How To Forgive a Friend After a Fight

Fighting with a friend feels terrible because the friend is the person you normally run to when someone fights you. Your friend is the confidante, support system and crying shoulder you usually have when the world goes awry. But what should you do when the support system becomes the enemy? Fighting with a friend can hurt worse than fighting with an enemy and might even be harder to get over because that person is supposed to be your comfort and your ally.  So how do you move on and forgive a friend after a fight?

  • Cool it first. Whether it was a petty argument or a deep fight with deep issues, the first thing to do is to cool it first. Step back, calm down and let all the negative feelings run their course. Rant about it (to another friend obviously!), cry about it or distract yourself but the main thing to do is to cool your head first and let things settle down.
  • Honest assessment. When you've calmed down, it becomes much easier to take a clearer look at the picture. Why did you guys fight? Was it entirely your friend's fault or perhaps you too have some faults? Sometimes, the most difficult thing can be admitting to ourselves that we too are to blame and that we did something wrong to make the fight worse. Take a good, hard and honest look at yourself and how you behaved during the fight. Make an honest assessment of what happened and weigh out your options in dealing with it.
  • Look back and look forward. Was the fight so terrible and so deep that you honestly cannot see yourself friends after? Or was it a skirmish that the two of you can get over given the strength your friendship has? Take a look at what you've gone through as friends - the crazy adventures, the secrets only you two know and ask yourself if the fight is worth losing the friendship.
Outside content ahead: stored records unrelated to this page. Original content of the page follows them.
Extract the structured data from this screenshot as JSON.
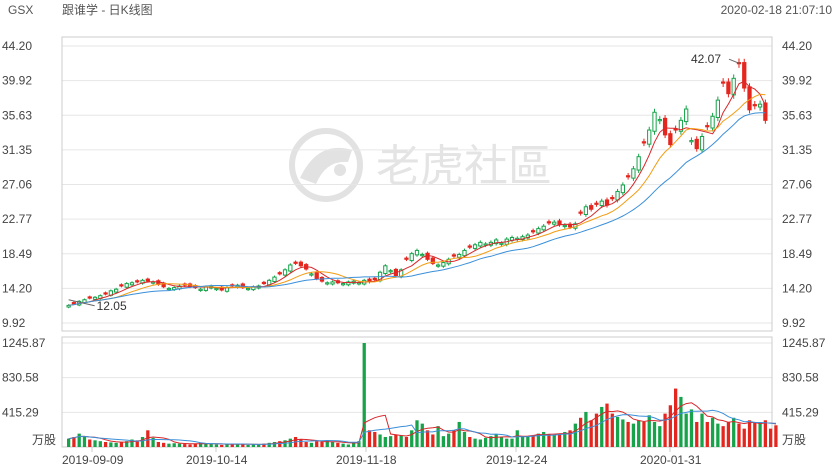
{
  "header": {
    "ticker": "GSX",
    "name": "跟谁学 - 日K线图",
    "timestamp": "2020-02-18 21:07:10"
  },
  "watermark": {
    "text": "老虎社區",
    "icon": "tiger-logo-icon"
  },
  "colors": {
    "up": "#16a34a",
    "down": "#e5261e",
    "ma5": "#d8262a",
    "ma10": "#f39c12",
    "ma20": "#3a8fd9"
  },
  "chart_data": {
    "type": "candlestick",
    "price_axis": {
      "ticks": [
        44.2,
        39.92,
        35.63,
        31.35,
        27.06,
        22.77,
        18.49,
        14.2,
        9.92
      ],
      "tick_labels": [
        "44.20",
        "39.92",
        "35.63",
        "31.35",
        "27.06",
        "22.77",
        "18.49",
        "14.20",
        "9.92"
      ],
      "ylim": [
        9.92,
        44.2
      ]
    },
    "volume_axis": {
      "ticks": [
        1245.87,
        830.58,
        415.29
      ],
      "tick_labels": [
        "1245.87",
        "830.58",
        "415.29"
      ],
      "unit": "万股",
      "ylim": [
        0,
        1245.87
      ]
    },
    "x_labels": [
      "2019-09-09",
      "2019-10-14",
      "2019-11-18",
      "2019-12-24",
      "2020-01-31"
    ],
    "annotations": {
      "high": "42.07",
      "low": "12.05"
    },
    "closes": [
      12.1,
      12.3,
      12.6,
      12.8,
      13.0,
      13.1,
      13.3,
      13.5,
      13.9,
      14.1,
      14.5,
      14.8,
      14.9,
      15.0,
      15.2,
      15.1,
      15.0,
      14.7,
      14.4,
      14.2,
      14.3,
      14.5,
      14.6,
      14.4,
      14.3,
      14.1,
      14.4,
      14.5,
      14.2,
      14.0,
      14.3,
      14.5,
      14.6,
      14.3,
      14.2,
      14.4,
      14.5,
      14.8,
      15.2,
      15.6,
      16.0,
      16.5,
      17.1,
      17.3,
      17.0,
      16.6,
      16.0,
      15.4,
      15.1,
      14.9,
      15.0,
      14.9,
      14.8,
      15.0,
      15.1,
      14.9,
      15.2,
      15.0,
      15.3,
      16.2,
      17.0,
      16.4,
      15.8,
      16.5,
      17.8,
      18.5,
      18.9,
      18.4,
      17.8,
      17.3,
      17.1,
      17.4,
      17.8,
      18.2,
      18.4,
      18.9,
      19.3,
      19.6,
      19.9,
      19.7,
      19.9,
      20.2,
      19.8,
      20.3,
      20.5,
      20.4,
      20.6,
      20.8,
      21.2,
      21.6,
      21.9,
      22.3,
      22.4,
      22.1,
      22.0,
      21.8,
      22.2,
      23.5,
      24.3,
      24.0,
      24.6,
      25.0,
      24.5,
      25.3,
      26.2,
      27.0,
      28.0,
      29.0,
      30.5,
      32.2,
      33.8,
      36.0,
      35.1,
      33.2,
      32.0,
      33.8,
      35.0,
      36.4,
      32.5,
      31.5,
      33.0,
      34.2,
      35.5,
      37.5,
      39.6,
      38.3,
      40.2,
      42.0,
      39.0,
      36.3,
      36.8,
      37.0,
      35.0
    ],
    "volumes": [
      100,
      120,
      160,
      130,
      90,
      80,
      70,
      60,
      55,
      50,
      60,
      70,
      90,
      80,
      120,
      200,
      110,
      60,
      50,
      40,
      45,
      40,
      35,
      30,
      40,
      50,
      45,
      35,
      30,
      25,
      30,
      40,
      35,
      30,
      25,
      30,
      35,
      40,
      50,
      60,
      70,
      80,
      100,
      120,
      90,
      60,
      50,
      70,
      60,
      80,
      60,
      50,
      40,
      30,
      60,
      70,
      1245.87,
      200,
      180,
      150,
      120,
      130,
      150,
      140,
      120,
      200,
      320,
      280,
      200,
      150,
      250,
      130,
      160,
      200,
      300,
      180,
      120,
      100,
      90,
      110,
      130,
      150,
      120,
      100,
      100,
      200,
      120,
      130,
      140,
      160,
      180,
      150,
      140,
      160,
      180,
      200,
      280,
      350,
      420,
      320,
      400,
      480,
      520,
      400,
      360,
      330,
      300,
      280,
      320,
      300,
      380,
      300,
      250,
      400,
      500,
      700,
      600,
      400,
      450,
      300,
      400,
      300,
      350,
      280,
      250,
      300,
      350,
      280,
      220,
      320,
      300,
      280,
      320,
      220,
      260
    ]
  }
}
Does the present fight outweigh your past?
  • Forgive yourself. How can you forgive your friend if you don't forgive yourself first? If you too have some faults with regard to the fight, accept what you did - acknowledging your own wrongdoings and accepting that you want to move forward from the incident. Make a conscious choice that you will move on positively from this fight.
  • Reach out. In time, you will know when you're ready to reach out to your friend. Whether your decision is to still remain friends or to no longer be as good friends as you once were, you need to make the decision to reach out and let him or her know you offer forgiveness. Sometimes, a fight might be so deep that the friendship never goes back to the way it was, but the point is that you are making a choice to no longer carry the grudge of your fight. Talk to your friend and let him or her know that you too are sorry for the fight and that you wish to move on. Your friend might not want to be friends again or might reject your apology and your forgiveness but you know in your heart you've forgiven the past.